3,000mph isn’t an important measurement. The question is not of speed, but of KE. Something weighing more than a bullet but traveling slower will cause as much or more damage–think of a 300kg wrecking ball smashing into a house at 40mph, versus an 80g 9mm round at 580mph.
We use flywheels for continuous backup power storage in high-power operations such as keeping up data centers or 500kW television broadcast equipment. I’ve had my cubicle 8 feet from a window looking out into a picnic area, with a block wall separating me from the high-energy flywheel 4 feet away. That flywheel would turn that wall to fine asbestos dust if it went AWOL.

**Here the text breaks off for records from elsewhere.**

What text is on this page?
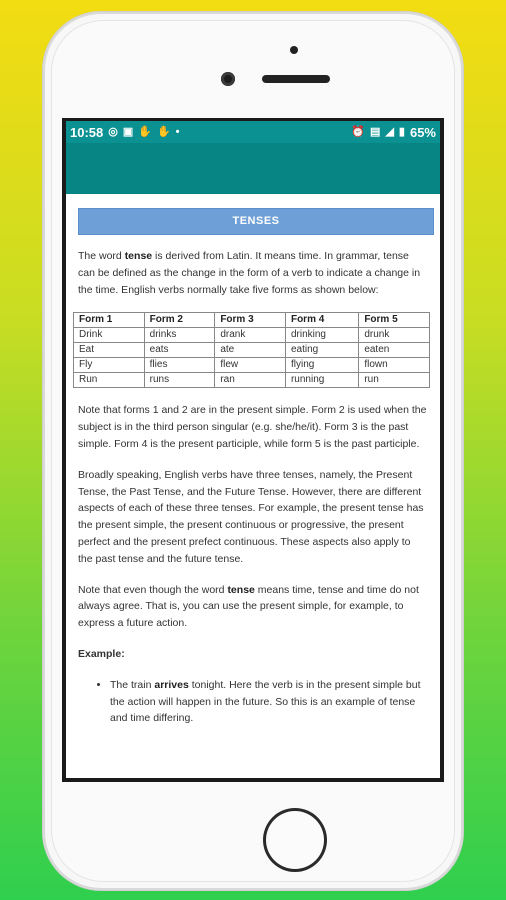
10:58 ◎ ▣ ✋ ✋ •	⏰ ▤ ◢ ▮ 65%
TENSES

The word tense is derived from Latin. It means time. In grammar, tense can be defined as the change in the form of a verb to indicate a change in the time. English verbs normally take five forms as shown below:

Form 1	Form 2	Form 3	Form 4	Form 5
Drink	drinks	drank	drinking	drunk
Eat	eats	ate	eating	eaten
Fly	flies	flew	flying	flown
Run	runs	ran	running	run

Note that forms 1 and 2 are in the present simple. Form 2 is used when the subject is in the third person singular (e.g. she/he/it). Form 3 is the past simple. Form 4 is the present participle, while form 5 is the past participle.

Broadly speaking, English verbs have three tenses, namely, the Present Tense, the Past Tense, and the Future Tense. However, there are different aspects of each of these three tenses. For example, the present tense has the present simple, the present continuous or progressive, the present perfect and the present prefect continuous. These aspects also apply to the past tense and the future tense.

Note that even though the word tense means time, tense and time do not always agree. That is, you can use the present simple, for example, to express a future action.

Example:
• The train arrives tonight. Here the verb is in the present simple but the action will happen in the future. So this is an example of tense and time differing.
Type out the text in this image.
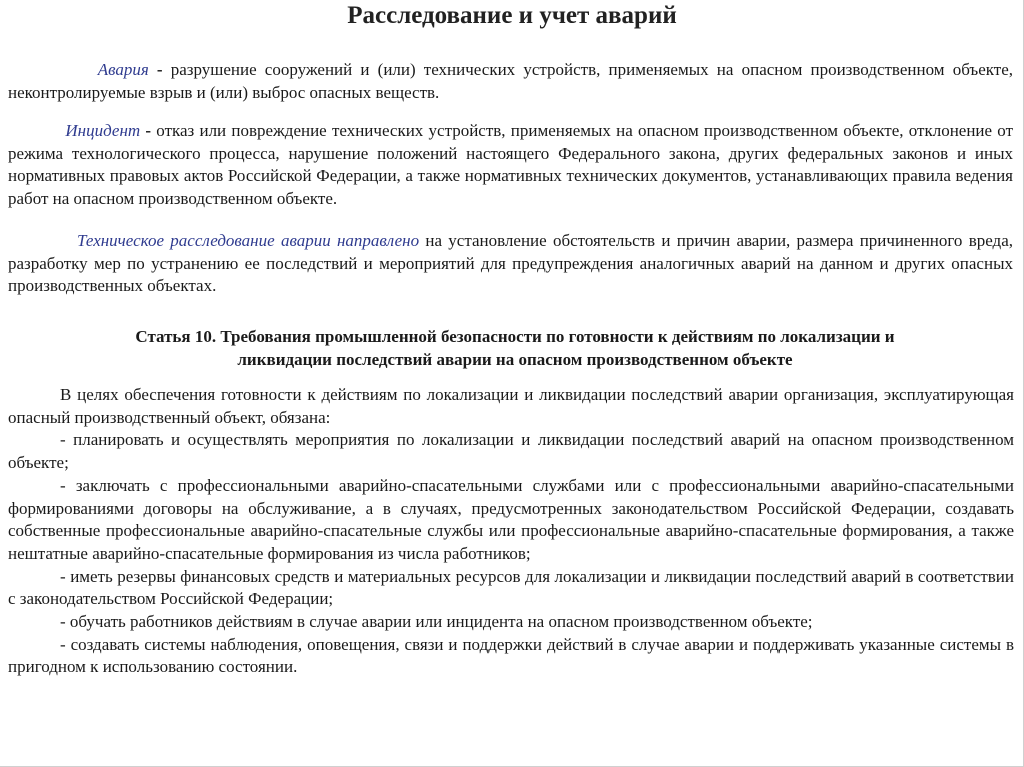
Расследование и учет аварий
Авария - разрушение сооружений и (или) технических устройств, применяемых на опасном производственном объекте, неконтролируемые взрыв и (или) выброс опасных веществ.
Инцидент - отказ или повреждение технических устройств, применяемых на опасном производственном объекте, отклонение от режима технологического процесса, нарушение положений настоящего Федерального закона, других федеральных законов и иных нормативных правовых актов Российской Федерации, а также нормативных технических документов, устанавливающих правила ведения работ на опасном производственном объекте.
Техническое расследование аварии направлено на установление обстоятельств и причин аварии, размера причиненного вреда, разработку мер по устранению ее последствий и мероприятий для предупреждения аналогичных аварий на данном и других опасных производственных объектах.
Статья 10. Требования промышленной безопасности по готовности к действиям по локализации и
ликвидации последствий аварии на опасном производственном объекте

В целях обеспечения готовности к действиям по локализации и ликвидации последствий аварии организация, эксплуатирующая опасный производственный объект, обязана:

- планировать и осуществлять мероприятия по локализации и ликвидации последствий аварий на опасном производственном объекте;

- заключать с профессиональными аварийно-спасательными службами или с профессиональными аварийно-спасательными формированиями договоры на обслуживание, а в случаях, предусмотренных законодательством Российской Федерации, создавать собственные профессиональные аварийно-спасательные службы или профессиональные аварийно-спасательные формирования, а также нештатные аварийно-спасательные формирования из числа работников;

- иметь резервы финансовых средств и материальных ресурсов для локализации и ликвидации последствий аварий в соответствии с законодательством Российской Федерации;

- обучать работников действиям в случае аварии или инцидента на опасном производственном объекте;

- создавать системы наблюдения, оповещения, связи и поддержки действий в случае аварии и поддерживать указанные системы в пригодном к использованию состоянии.
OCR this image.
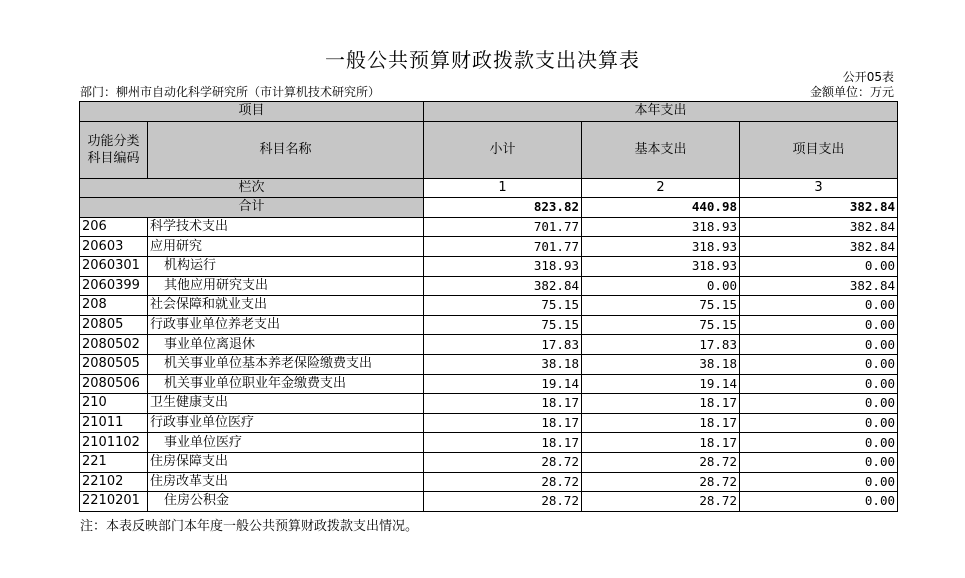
一般公共预算财政拨款支出决算表
公开05表
部门：柳州市自动化科学研究所（市计算机技术研究所）	金额单位：万元
项目		本年支出		
功能分类
科目编码	科目名称	小计	基本支出	项目支出
栏次		1	2	3
合计		823.82	440.98	382.84
206	科学技术支出	701.77	318.93	382.84
20603	应用研究	701.77	318.93	382.84
2060301	机构运行	318.93	318.93	0.00
2060399	其他应用研究支出	382.84	0.00	382.84
208	社会保障和就业支出	75.15	75.15	0.00
20805	行政事业单位养老支出	75.15	75.15	0.00
2080502	事业单位离退休	17.83	17.83	0.00
2080505	机关事业单位基本养老保险缴费支出	38.18	38.18	0.00
2080506	机关事业单位职业年金缴费支出	19.14	19.14	0.00
210	卫生健康支出	18.17	18.17	0.00
21011	行政事业单位医疗	18.17	18.17	0.00
2101102	事业单位医疗	18.17	18.17	0.00
221	住房保障支出	28.72	28.72	0.00
22102	住房改革支出	28.72	28.72	0.00
2210201	住房公积金	28.72	28.72	0.00
注：本表反映部门本年度一般公共预算财政拨款支出情况。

The Velkess website offers no pictures of prototypes, information of current stage of development and only superficial technical data. The phone number goes to a message box which is full and no message can be left. Emails are ignored and queries never answered. Velkess is registered in a private apartment in San Francisco. Is there a factory or even a lab? Who knows. The only changes on the website are the delivery dates pushed forward by another year. How far would $54,000 go for a project of this magnitude? To me, this smells of amateurism or even outright fraud. I don’t think they have got anything to show at all.
If it defies the laws of physics then it isn’t too difficult to assume it is a hoax. Remember Kickstarter isn’t about investment. It’s about giving a gift of money to someone who pitches an idea or product. My biggest concern about crowdfunding is the lack of rules that govern it.